J’ai mal à tous les muscles répertoriés dans les encyclopédies, et j’en ai sûrement découvert un ou deux de plus. On longe le motel sur le simili gazon et quand nos pieds commencent à croquer les coquerelles, Adam cogne à une porte. Le royaume des insectes, c’est ici, ils sortent de sous cette porte exactement. Le mystère va s’élucider… Pas de réponse. Aucun mouvement sauf celui des coquerelles hystériques. Les coquerelles savent résister aux hivers nucléaires paraît-il. Les rideaux sont fermés, rien ne bouge. Et je me rappelle que je ne suis pas allé voir Kaïn depuis qu’il est attaché au pommier. En voilà un hiver nucléaire. Je ne pourrais quand même pas prétendre que j’ai eu un rendez-vous, personne au motel n’a jamais eu de rendez-vous… Merde. Comment je vais lui expliquer ?

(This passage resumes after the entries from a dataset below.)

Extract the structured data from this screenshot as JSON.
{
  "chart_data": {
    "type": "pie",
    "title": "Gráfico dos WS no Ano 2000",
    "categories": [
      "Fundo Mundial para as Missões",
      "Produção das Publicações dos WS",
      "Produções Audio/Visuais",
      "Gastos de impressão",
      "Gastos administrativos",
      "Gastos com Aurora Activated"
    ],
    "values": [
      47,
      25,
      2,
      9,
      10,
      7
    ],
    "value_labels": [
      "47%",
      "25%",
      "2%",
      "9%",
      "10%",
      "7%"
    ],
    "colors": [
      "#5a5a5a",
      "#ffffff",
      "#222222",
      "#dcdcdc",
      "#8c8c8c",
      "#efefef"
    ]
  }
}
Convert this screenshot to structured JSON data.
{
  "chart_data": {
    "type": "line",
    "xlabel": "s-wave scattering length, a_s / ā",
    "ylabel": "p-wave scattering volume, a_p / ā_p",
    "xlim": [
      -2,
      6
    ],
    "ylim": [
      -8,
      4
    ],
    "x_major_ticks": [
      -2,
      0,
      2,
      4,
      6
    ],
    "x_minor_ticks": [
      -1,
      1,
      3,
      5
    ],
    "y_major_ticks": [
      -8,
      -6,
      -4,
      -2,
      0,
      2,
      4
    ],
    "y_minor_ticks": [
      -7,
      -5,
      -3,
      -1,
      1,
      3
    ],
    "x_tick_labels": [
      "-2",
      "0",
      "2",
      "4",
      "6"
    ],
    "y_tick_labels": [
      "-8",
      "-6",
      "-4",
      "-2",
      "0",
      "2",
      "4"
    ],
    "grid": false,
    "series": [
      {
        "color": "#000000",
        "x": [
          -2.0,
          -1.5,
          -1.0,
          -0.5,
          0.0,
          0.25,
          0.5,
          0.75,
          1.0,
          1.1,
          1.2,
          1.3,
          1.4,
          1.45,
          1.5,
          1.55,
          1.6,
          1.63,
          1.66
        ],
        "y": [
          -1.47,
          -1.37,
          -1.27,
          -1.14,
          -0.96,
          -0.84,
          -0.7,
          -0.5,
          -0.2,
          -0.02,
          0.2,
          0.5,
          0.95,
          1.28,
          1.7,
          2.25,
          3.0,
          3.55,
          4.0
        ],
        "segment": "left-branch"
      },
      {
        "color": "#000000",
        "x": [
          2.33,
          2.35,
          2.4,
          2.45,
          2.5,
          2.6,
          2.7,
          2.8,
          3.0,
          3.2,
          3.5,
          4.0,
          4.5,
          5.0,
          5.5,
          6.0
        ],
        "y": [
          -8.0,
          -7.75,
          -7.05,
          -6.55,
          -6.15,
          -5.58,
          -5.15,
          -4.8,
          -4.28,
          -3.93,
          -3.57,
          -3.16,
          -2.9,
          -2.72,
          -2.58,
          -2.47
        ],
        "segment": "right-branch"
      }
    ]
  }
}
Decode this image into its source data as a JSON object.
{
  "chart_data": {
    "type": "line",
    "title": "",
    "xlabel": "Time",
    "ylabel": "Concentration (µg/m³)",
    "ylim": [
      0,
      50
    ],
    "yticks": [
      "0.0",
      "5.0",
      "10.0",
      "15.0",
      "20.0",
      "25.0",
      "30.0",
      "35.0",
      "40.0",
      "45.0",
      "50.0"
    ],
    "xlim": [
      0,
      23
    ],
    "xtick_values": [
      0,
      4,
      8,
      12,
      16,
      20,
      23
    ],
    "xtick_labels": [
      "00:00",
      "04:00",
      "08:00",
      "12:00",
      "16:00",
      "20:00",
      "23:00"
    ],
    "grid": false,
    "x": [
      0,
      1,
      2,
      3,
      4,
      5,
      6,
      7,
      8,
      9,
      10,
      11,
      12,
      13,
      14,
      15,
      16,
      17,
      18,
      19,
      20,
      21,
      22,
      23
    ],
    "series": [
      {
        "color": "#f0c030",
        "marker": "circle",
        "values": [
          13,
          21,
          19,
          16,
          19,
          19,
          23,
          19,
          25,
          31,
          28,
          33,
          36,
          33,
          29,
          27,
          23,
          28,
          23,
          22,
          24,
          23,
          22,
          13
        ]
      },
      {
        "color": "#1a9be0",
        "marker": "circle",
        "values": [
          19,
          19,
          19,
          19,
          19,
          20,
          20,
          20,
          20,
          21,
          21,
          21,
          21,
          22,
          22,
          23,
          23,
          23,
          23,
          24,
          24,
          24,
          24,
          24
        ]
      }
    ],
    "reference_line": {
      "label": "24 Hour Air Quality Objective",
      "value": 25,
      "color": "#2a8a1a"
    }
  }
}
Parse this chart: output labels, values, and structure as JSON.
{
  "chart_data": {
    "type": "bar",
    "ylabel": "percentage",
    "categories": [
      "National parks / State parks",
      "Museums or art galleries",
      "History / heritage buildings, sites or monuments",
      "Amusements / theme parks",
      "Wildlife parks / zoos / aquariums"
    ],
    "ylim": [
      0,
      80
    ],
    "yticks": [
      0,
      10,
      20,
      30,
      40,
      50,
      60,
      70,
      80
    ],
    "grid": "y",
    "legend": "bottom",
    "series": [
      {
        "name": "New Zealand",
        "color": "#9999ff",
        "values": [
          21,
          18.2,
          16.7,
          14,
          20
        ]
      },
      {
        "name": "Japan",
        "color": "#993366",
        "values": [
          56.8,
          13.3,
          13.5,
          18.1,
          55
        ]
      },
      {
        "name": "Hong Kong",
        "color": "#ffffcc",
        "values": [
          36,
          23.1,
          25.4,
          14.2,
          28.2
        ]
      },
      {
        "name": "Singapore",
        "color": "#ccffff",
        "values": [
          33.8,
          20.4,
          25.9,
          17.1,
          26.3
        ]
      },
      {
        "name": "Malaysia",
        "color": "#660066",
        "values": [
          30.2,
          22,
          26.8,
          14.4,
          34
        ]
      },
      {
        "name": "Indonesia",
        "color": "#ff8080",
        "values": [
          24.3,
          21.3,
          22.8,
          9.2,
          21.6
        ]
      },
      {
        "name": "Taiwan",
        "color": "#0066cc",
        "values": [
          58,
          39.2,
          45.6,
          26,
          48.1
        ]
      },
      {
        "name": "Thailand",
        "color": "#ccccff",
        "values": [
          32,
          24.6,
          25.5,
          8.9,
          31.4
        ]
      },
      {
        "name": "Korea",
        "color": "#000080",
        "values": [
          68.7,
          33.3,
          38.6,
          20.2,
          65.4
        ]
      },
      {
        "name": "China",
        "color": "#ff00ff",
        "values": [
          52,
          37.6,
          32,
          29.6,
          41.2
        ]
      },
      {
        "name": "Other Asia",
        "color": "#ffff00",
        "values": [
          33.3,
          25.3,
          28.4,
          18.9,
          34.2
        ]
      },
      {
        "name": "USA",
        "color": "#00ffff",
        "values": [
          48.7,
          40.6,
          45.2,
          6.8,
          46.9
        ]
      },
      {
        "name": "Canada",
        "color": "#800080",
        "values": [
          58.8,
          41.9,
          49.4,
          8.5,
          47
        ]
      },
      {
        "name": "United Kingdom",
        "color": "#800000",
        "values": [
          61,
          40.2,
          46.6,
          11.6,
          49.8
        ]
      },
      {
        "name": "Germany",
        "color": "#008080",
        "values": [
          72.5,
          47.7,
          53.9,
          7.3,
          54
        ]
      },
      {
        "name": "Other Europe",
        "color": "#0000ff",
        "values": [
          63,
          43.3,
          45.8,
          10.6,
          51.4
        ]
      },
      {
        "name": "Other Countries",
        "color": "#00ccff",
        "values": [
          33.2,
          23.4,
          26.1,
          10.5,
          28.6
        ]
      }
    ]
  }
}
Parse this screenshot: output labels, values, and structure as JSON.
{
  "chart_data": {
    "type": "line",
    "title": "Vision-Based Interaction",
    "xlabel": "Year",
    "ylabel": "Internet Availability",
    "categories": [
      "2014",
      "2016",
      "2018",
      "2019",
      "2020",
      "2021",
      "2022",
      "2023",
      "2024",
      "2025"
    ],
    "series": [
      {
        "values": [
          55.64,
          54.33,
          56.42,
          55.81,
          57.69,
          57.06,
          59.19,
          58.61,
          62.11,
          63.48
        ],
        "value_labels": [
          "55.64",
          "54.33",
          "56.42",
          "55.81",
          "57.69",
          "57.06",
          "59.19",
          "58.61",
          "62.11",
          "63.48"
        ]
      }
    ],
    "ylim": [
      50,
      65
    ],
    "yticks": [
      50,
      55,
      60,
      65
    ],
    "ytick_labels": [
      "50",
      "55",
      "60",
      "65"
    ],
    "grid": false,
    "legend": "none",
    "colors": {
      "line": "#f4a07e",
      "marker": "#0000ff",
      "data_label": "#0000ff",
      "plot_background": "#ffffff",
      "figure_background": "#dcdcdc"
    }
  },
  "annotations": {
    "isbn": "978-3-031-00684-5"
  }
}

Adam cogne encore un coup. Chambre π. Je n’avais jamais remarqué la chambre π auparavant… Probablement que je regardais toujours où je mettais les pieds quand je passais ici.

Le rideau s’ouvre pour laisser passer un regard furtif. Et finalement la porte s’entrebâille. Pleins de scarabées et de coquerelles sortent et envahissent le gazon et les murs blancs de l’hôtel… Un type torse nu avec des grosses lunettes fumées et une casquette de camionneur nous fait entrer dans le noir de la chambre et barre les serrures et autres cadenas de la porte dernière lui.

Au large, un tas d’algues s’est agglutiné ensemble, radeau de fortune pour des centaines de mouettes qui picorent, qui grignotent les algues et toutes les richesses qu’elles contiennent. Sinon, la mer est calme.